Support New Diffusion Models - SGLang Documentation

Use this guide as a triage flow for finding the smallest change that can support a model. Most new model work should touch a small set of files, even though the runtime is split into separate folders.

Read the Code in This Order

The files are split by runtime responsibility. For a new model, read the request path first:

registry.py chooses the model family, sampling params, and pipeline config.
configs/pipeline_configs/{model}.py defines model-specific denoising and decoding behavior.
runtime/pipelines/{model}.py wires modules into stages.
runtime/pipelines_core/stages/ runs the shared stage logic.
runtime/models/ contains native model components only when the architecture cannot be reused.

That is the dependency direction. Avoid making a model PR that requires readers to jump between folders in a different order. runtime/models/ owns modeling code: checkpoint-defined neural modules, architecture wrappers, and weight-loading or forward-path details that are intrinsic to one model family. Reusable serving infrastructure belongs in SGLang-Diffusion runtime folders such as runtime/cache/, runtime/distributed/, runtime/utils/, or shared pipeline stages. This includes cache managers, graph runners, process-group transport, request utilities, and common action-policy helpers. Model packages may call these helpers. Keep ownership in shared runtime folders unless the code is truly architecture-specific.

Start With the Smallest Change

Before adding files, decide which path fits the model.

Situation	What to do
A new checkpoint uses an existing native family	Add the Hugging Face path and, if needed, a small `SamplingParams` or `PipelineConfig` variant. Reuse the existing pipeline and modules.
The model has a new native DiT/UNet architecture	Add a native SGLang pipeline and the missing model components. Keep denoising and decoding on the shared stages unless measured behavior requires model-specific logic.
The model is long-tail or you only need compatibility first	Prefer the Diffusers backend for compatibility-first support. Add native support later if performance or deployment needs justify it.

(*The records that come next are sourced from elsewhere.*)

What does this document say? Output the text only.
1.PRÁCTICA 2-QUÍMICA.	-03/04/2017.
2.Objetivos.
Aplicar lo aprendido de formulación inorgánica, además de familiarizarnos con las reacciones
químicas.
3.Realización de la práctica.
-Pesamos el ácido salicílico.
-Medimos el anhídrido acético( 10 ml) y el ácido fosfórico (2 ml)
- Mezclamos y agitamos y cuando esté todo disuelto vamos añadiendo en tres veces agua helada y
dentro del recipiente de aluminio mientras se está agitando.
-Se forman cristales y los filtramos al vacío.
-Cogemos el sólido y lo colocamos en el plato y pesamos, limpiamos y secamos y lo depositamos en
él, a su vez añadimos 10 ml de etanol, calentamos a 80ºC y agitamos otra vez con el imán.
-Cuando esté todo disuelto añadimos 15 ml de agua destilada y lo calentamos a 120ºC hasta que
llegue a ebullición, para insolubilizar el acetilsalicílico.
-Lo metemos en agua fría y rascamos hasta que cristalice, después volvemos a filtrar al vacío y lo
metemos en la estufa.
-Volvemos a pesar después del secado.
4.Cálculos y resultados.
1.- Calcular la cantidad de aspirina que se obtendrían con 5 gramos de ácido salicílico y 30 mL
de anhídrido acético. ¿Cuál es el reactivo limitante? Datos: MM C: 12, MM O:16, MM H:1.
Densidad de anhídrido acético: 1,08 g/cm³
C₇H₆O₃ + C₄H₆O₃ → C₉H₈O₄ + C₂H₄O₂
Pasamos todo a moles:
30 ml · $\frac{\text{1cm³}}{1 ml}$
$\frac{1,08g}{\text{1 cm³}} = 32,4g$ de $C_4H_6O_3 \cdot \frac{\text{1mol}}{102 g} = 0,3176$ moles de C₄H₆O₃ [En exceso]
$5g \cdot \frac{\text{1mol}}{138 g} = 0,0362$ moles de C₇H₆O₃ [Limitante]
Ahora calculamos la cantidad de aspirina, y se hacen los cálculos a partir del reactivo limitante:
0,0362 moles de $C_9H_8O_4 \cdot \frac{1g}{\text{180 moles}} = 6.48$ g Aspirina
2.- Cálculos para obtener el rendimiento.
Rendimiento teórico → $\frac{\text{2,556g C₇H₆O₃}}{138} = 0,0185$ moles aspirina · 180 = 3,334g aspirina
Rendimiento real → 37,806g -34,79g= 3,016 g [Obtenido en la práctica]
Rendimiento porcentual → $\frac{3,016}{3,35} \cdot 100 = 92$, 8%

Do not add a folder just to mirror the Diffusers repository layout. Add a new file only when an existing pipeline, stage, module, config, or sampler cannot express the behavior clearly.

Minimal File Map

The source tree is split by runtime responsibility. That split is useful for optimization. Keep new model PRs focused on the files required by model behavior.

Area	Add or edit when	Typical file
Registry	Always, unless extending an already registered family	`python/sglang/multimodal_gen/registry.py`
Runtime parameters	The request schema differs from existing models	`configs/sample/{model}.py`
Pipeline config	Denoising, decoding, precision, position encoding, or CFG hooks differ	`configs/pipeline_configs/{model}.py`
Pipeline wiring	The model needs a new stage layout or module list	`runtime/pipelines/{model}.py`
DiT/UNet module	The denoising network is new	`runtime/models/dits/{model}.py`
dVLA or policy module	The checkpoint defines a new action-policy architecture	`runtime/models/{family}/modeling_*.py` or a task-specific model subfolder
Shared runtime infrastructure	Cache, CUDA graph, distributed transfer, request utilities, or action-policy helpers can be reused by future models	`runtime/cache/`, `runtime/distributed/`, `runtime/utils/`, `runtime/pipelines_core/stages/`
Model component config	A model component has static architecture config	`configs/models/dits/{model}.py`, `configs/models/vaes/{model}.py`
Model-specific stage	Pre-processing is too custom for the standard stages	`runtime/pipelines_core/stages/model_specific_stages/{model}.py`
Encoder, VAE, scheduler	No existing implementation can be reused	`runtime/models/encoders/`, `runtime/models/vaes/`, `runtime/models/schedulers/`

For a new native architecture, the common minimum is:

registry.py
configs/sample/{model}.py
configs/pipeline_configs/{model}.py
runtime/pipelines/{model}.py
runtime/models/dits/{model}.py

Every extra file should map to model behavior that existing code cannot express clearly. For dVLA or other non-image diffusion policies, keep the same ownership rule. The policy network, VLM/action expert modules, checkpoint mapping, and model-specific forward code belong under runtime/models/. Prefix caches, request-local contexts, denoising graph runners, OpenPI-compatible transport, and prefix/action process-group utilities should be shared SGLang-Diffusion runtime infrastructure when they are useful beyond the first model.

Read the Reference First

Use the model’s Diffusers pipeline, official implementation, or model_index.json as the source of truth. Write down:

Which modules must be loaded: tokenizer, text encoder, image encoder, transformer, scheduler, VAE, processor, and any extra adapters.
The prompt and image encoding flow.
Latent shape, packing, scale, shift, dtype, and device rules.
Timestep and sigma schedule.
The exact forward() kwargs expected by the denoising network.
VAE decode rules and output post-processing.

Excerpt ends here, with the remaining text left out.